This morning I received some good news. Nothing earth-shattering, but despite having mostly ditched the caffeine, I now feel like I’ve had 12 hours sleep and a double espresso. The fizz of excitement I got from this happy missive brought me energy.
Energy is a lot more than the stuff we get from food. We get our energy, or prana, in a multitude of ways; and food, although an important source, is only one of them.
1 – Sleep tight.
We regenerate our own energy when we sleep – the difference between getting enough shut-eye every night and being sleep-deprived is fundamental to how alive we feel. (There’s a reason why sleep deprivation is used as a form of torture.) Waking rest is also vital – if you go like the Duracell bunny every day and only rest when you sleep you’ll soon start to feel depleted, even if you get 8 hours in bed. We all need to put our feet up on a regular basis and just be.
2 – Keep good company.
Our relationships are a major source – or suck – of energy. We’ve all heard of energy vampires, and know how different it feels to spend time with them in comparison with someone who leaves us feeling uplifted and nourished. Sometimes spending time with energy vampires is unavoidable; for example, if the boss is such a person. In that situation the best thing we can do is make sure our own cup is full and find ways to protect our own energy. But in our private lives we can exercise wise discernment (known in yoga as viveka) over who we choose to spend our time with, opting for friends who support and encourage us rather than those who subtly knock us down and hinder our growth.
3 – Get outside.
You’ve probably heard of SAD or Seasonal Affective Disorder. This very real condition affects some of us more than others, but we all need daylight, every day, to feel our best. Getting outside on a sunny day is a must for energy, but being outside even on a grey day beats the hell out of staying stuck indoors the whole time. Nature is an abundant source of prana – in Japanese culture there’s even a formal practice of spending time in nature called shinrin-yoku, which means forest-bathing. It’s proven to reduce stress hormones and blood pressure, boost immunity and increase our overall sense of wellbeing. Whilst we may not all have regular access to a forest, why not get creative and think of ways to get into daylight and amongst greenery at every chance you get? Take a picnic to the park with friends instead of having a weekend pub lunch; get some plants in your office and move your desk near a window; swap the gym treadmill for outdoor bootcamp sessions!
4 – Have fun.
Kids are rarely short of energy; nor are they the slightest bit inhibited about doing things simply for fun. We could learn a thing or two! Make time regularly to do something you really enjoy, however silly and frivolous it may seem, just for the sheer fun of it. Dance around to your favourite music, play with plasticine, do a jigsaw or colouring-in, sing at the top of your voice, jump on a trampoline – ideally something unproductive and simply joyful! It’s far from self-indulgent; it’s a vital source of abundant life-force.
5 – Share your energy…
Used wisely, our energy can be like the flame of a candle – it can ignite many others without becoming diminished. In fact, sharing our energy can actually increase it, because it’s frequently reciprocated – I’m thinking of how it feels to smile and make eye contact with someone, anyone, and have it returned. It gives you both a little lift, right? Shining your light with smiles and heartfelt connection means you illuminate others, and you in turn get to enjoy the warmth of that glow.

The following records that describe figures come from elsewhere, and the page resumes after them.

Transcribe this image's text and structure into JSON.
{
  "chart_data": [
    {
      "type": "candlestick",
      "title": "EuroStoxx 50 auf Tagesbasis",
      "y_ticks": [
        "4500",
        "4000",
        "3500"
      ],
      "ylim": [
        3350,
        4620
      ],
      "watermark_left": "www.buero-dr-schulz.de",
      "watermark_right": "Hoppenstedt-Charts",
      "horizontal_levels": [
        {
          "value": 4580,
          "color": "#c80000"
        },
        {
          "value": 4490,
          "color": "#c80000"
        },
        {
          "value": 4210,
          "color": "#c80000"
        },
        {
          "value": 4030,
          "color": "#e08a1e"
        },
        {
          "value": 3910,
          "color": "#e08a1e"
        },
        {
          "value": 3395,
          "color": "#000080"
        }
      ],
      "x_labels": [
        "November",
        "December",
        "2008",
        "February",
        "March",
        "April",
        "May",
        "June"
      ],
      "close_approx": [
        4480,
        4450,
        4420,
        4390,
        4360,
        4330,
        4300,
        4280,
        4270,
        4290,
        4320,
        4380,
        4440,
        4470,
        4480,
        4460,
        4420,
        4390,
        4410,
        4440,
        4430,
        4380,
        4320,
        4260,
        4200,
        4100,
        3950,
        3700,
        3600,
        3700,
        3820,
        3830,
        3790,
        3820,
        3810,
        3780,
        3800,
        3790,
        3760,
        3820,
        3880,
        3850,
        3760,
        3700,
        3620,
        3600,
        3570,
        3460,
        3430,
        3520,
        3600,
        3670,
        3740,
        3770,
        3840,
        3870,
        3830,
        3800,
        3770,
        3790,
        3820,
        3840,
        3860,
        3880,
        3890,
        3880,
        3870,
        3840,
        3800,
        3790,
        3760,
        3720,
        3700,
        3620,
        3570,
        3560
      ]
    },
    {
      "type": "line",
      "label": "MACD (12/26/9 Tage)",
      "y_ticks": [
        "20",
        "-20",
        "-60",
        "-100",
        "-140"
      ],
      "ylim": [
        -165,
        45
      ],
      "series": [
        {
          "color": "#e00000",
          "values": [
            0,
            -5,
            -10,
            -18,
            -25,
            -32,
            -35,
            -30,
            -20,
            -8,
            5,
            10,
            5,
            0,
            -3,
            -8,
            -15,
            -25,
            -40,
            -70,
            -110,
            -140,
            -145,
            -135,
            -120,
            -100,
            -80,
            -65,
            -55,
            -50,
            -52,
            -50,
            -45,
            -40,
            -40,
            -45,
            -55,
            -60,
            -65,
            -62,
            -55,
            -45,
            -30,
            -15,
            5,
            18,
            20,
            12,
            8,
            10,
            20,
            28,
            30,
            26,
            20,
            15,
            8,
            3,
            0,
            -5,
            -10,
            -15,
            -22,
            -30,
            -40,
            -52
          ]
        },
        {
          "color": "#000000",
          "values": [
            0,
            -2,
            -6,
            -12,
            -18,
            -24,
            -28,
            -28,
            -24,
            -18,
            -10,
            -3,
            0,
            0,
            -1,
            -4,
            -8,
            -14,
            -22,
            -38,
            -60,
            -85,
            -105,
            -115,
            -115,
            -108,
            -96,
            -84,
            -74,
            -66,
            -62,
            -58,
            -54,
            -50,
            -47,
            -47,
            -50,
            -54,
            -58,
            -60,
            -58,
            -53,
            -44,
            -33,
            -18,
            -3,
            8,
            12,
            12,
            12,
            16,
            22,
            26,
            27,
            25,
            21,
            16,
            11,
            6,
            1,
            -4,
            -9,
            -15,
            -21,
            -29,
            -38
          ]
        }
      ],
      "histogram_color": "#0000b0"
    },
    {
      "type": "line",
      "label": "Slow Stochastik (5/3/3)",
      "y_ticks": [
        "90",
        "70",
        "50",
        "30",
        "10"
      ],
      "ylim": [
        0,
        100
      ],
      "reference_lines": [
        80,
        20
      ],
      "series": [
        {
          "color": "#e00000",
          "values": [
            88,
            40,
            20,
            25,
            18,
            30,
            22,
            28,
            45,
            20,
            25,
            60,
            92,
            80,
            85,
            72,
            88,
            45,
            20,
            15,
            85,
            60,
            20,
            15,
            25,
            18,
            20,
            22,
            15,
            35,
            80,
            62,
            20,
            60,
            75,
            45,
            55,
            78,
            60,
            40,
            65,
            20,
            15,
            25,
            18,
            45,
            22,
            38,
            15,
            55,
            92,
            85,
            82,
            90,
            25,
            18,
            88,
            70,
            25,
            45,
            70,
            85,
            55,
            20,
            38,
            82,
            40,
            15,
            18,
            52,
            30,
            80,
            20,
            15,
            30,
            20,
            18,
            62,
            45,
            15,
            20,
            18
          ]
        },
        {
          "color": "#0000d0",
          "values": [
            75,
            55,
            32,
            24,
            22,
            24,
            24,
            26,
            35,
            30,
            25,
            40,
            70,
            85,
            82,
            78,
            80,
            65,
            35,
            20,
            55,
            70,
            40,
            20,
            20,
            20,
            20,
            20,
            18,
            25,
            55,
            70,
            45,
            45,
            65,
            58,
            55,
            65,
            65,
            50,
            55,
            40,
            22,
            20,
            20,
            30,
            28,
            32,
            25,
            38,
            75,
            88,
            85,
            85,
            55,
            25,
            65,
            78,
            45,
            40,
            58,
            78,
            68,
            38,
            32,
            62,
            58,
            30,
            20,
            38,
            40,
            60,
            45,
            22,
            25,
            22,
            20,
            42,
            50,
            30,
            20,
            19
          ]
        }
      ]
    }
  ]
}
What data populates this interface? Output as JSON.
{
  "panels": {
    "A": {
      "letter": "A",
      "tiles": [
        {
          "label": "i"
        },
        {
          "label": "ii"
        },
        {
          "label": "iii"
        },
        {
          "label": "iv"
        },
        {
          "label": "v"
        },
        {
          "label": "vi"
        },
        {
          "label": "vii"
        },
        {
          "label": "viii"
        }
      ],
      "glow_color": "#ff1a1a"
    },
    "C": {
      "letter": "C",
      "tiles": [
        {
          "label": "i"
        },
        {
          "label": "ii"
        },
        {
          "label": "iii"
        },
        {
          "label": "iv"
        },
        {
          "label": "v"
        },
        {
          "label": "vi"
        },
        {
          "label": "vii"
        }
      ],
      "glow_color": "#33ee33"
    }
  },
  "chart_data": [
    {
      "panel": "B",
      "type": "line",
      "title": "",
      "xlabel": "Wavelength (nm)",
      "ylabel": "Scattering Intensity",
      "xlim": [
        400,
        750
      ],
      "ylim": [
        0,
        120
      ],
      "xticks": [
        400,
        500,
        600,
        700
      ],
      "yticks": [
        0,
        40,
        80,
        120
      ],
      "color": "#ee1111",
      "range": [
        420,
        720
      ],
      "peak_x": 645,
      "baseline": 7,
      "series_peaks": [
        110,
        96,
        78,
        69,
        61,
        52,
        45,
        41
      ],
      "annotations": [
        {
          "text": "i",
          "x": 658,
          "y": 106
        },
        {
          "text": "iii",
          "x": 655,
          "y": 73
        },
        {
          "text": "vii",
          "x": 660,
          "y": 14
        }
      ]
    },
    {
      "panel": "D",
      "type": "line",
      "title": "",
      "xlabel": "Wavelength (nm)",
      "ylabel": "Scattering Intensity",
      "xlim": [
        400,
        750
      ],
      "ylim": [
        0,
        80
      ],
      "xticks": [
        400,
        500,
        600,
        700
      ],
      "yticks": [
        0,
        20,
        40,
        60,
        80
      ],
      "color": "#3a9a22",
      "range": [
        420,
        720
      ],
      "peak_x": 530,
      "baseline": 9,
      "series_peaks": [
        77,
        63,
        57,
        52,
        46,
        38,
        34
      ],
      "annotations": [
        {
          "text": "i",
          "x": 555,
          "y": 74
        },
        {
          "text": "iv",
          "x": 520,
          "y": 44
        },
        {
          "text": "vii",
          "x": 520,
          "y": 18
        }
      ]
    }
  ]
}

6 – But don’t give it away.
Protecting the energy we do have by setting healthy boundaries is vital to sustained wellbeing – we have to stop saying ‘yes’ when we really mean ‘no’! It’s a hard habit to break if you’re a natural people-pleaser, but you’re entitled to save some of your energy for you, and there’s no need to feel embarrassed about claiming that. Be polite but clear and firm, and try not to fudge or make excuses – something along the lines of ‘I’d like to help but that’s not going to work for me right now’ is perfectly fine. Some people will try and push you; stick to your guns and don’t be bullied into giving your energy away to something you’ll end up resenting.
7 – Listen to uplifting music.
Music is unusual in that it activates all areas of the brain. Our motor responses are stimulated when we hear a compelling rhythm and we feel the urge to tap our feet or dance; the emotional reactions of the limbic system are triggered by a melody and we feel our mood shift to one of joy or melancholy; and we’re instantly transported back in time upon hearing the opening bars of a familiar song as the memory centres are activated. When we hear a tune that we like, the auditory cortex of the brain releases the reward chemical dopamine in response – the same chemical which is also released in response to sex, Facebook ‘likes’, chocolate and even cocaine – making music one of the healthier ways of getting your energy high!
8 – Tidy up.
Imagine getting up in the morning to a messy apartment, with clutter everywhere and washing up in the sink. Now contrast that feeling with the sense of waking up to space and order, with everything where it belongs. What a difference! The Chinese principle of feng shui is all about letting energy flow freely around an area, and whether that concept appeals to you or not, there’s no denying that a lack of clutter is considerably more calming to live with than ‘stuff’ in all directions. I think of tidying up my space as ‘clearing energy traps’, and whilst I’m far from a mimimalist, there’s a definite sense of liberation in getting rid of things that aren’t necessary to your life.
9 – Be honest with yourself.
Honesty is always the best policy – lying means you have to remember what you said to whom, and that’s an energy suck if ever there was one. But lying to yourself – well that’s a next-level way to drain your own resources. You know the sense of relief you feel when you finally say something that you’ve been sitting on, and it’s all out in the open? The sense of freedom when you stop making excuses to yourself and face up to your own reality is immense – and it’s the only way you can actually start to change anything.
10 – Live with intention
It’s empowering to take control of our personal decisions. Making a positive, present-tense commitment to yourself each morning in line with how you want to live is a great way to make sure you use your energy well. For example, you might say ‘today I am taking care of myself by eating three fresh veg/fruit at every meal, walking at lunchtime and being in bed by 10pm’. It helps keep you on track; and taking responsibility for your life gives you, yes, you guessed it: energy!